Photo of North American Refractories
Mile Mark: 0.20
Elevation: 570'
Date Built: 1911
Published Photos: EBT 74, 135, 137, 166; AEBT 91

This refractory plant was built in 1911-12 by the Mount Union Refractories Company. It was located between the EBT yards and the Juniata River. It used RI&C coal and hauled all its ganister on the EBT from its quarry on the south end of Jacks Mountain, just north of Three Springs. The town of Kistler, just across the river from the plant, was constructed for the employees of the plant. The plant later became part of United States Refractories then North American Refractories (NARCo). The plant used EBT coal until the Fall of 1954, when it was converted to oil. The plant hauled ganister on the EBT until the EBT closed, then trucked it from the Three Springs quarry until the plant closed in 1990. The EBT delivered ganister at the north spur, delivered coal from a dump in the Mount Union yards and received finished bricks at the south spur into the plant. After the end of EBT operations, the EBT main was kept open through the yard and some switches removed from it to side tracks to provide continued service to the brick plant from the PRR. It is unknown when this practice ceased.

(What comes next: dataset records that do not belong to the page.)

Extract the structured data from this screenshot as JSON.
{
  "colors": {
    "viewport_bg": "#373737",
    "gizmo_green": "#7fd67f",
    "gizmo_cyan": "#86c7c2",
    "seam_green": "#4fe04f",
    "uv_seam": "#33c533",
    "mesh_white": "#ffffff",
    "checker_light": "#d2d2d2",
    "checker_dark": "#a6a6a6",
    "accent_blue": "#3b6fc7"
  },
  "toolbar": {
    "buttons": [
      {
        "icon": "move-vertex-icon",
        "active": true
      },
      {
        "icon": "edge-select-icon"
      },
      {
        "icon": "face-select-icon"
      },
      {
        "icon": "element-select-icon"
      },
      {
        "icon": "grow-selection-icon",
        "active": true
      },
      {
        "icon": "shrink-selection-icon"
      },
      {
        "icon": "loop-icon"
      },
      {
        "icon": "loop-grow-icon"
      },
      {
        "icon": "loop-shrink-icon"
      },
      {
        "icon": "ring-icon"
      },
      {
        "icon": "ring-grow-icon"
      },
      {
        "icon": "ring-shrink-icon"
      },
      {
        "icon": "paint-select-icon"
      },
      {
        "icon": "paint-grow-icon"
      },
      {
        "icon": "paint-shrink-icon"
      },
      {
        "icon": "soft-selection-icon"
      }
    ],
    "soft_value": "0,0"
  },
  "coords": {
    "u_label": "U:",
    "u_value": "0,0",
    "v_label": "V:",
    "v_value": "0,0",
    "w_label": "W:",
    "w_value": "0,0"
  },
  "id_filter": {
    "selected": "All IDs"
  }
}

Refractories are materials highly resistant to heat and are usually used in industries such as steelmaking where very hot liquids are handled. In the case of the Mount Union refractory plants, they manufactured refractory materials out of ganister rock, a sandstone with a high concentration of quartz (silicon dioxide). The ganister was crushed into a powder and mixed with a bonding agent like fireclay and could then be formed into the appropriate shapes. The 'bricks' could be made in any shape needed and were then stacked and cooked for several days in large kilns to drive out all the moisture. The result was a hard material capable of resisting intense heat.

All but two kilns were demolished and those used for special orders. The remainder of the plant was demolished about 1995 and the north tracks removed. In 1998 the new US 522 bypass was built through the plant remains and wiped out most signs of its existence, including the EBT spur into the plant.

North American Refractories was purchased by Didier-Werke, a German company, in the mid to late 1980's. Didier-Werke was later acquired by RHI Industries. In 2000, RHI Industries merged North American Refractories and Harbison Walker Refractories, which it had also acquired, to form RHI Refractories America.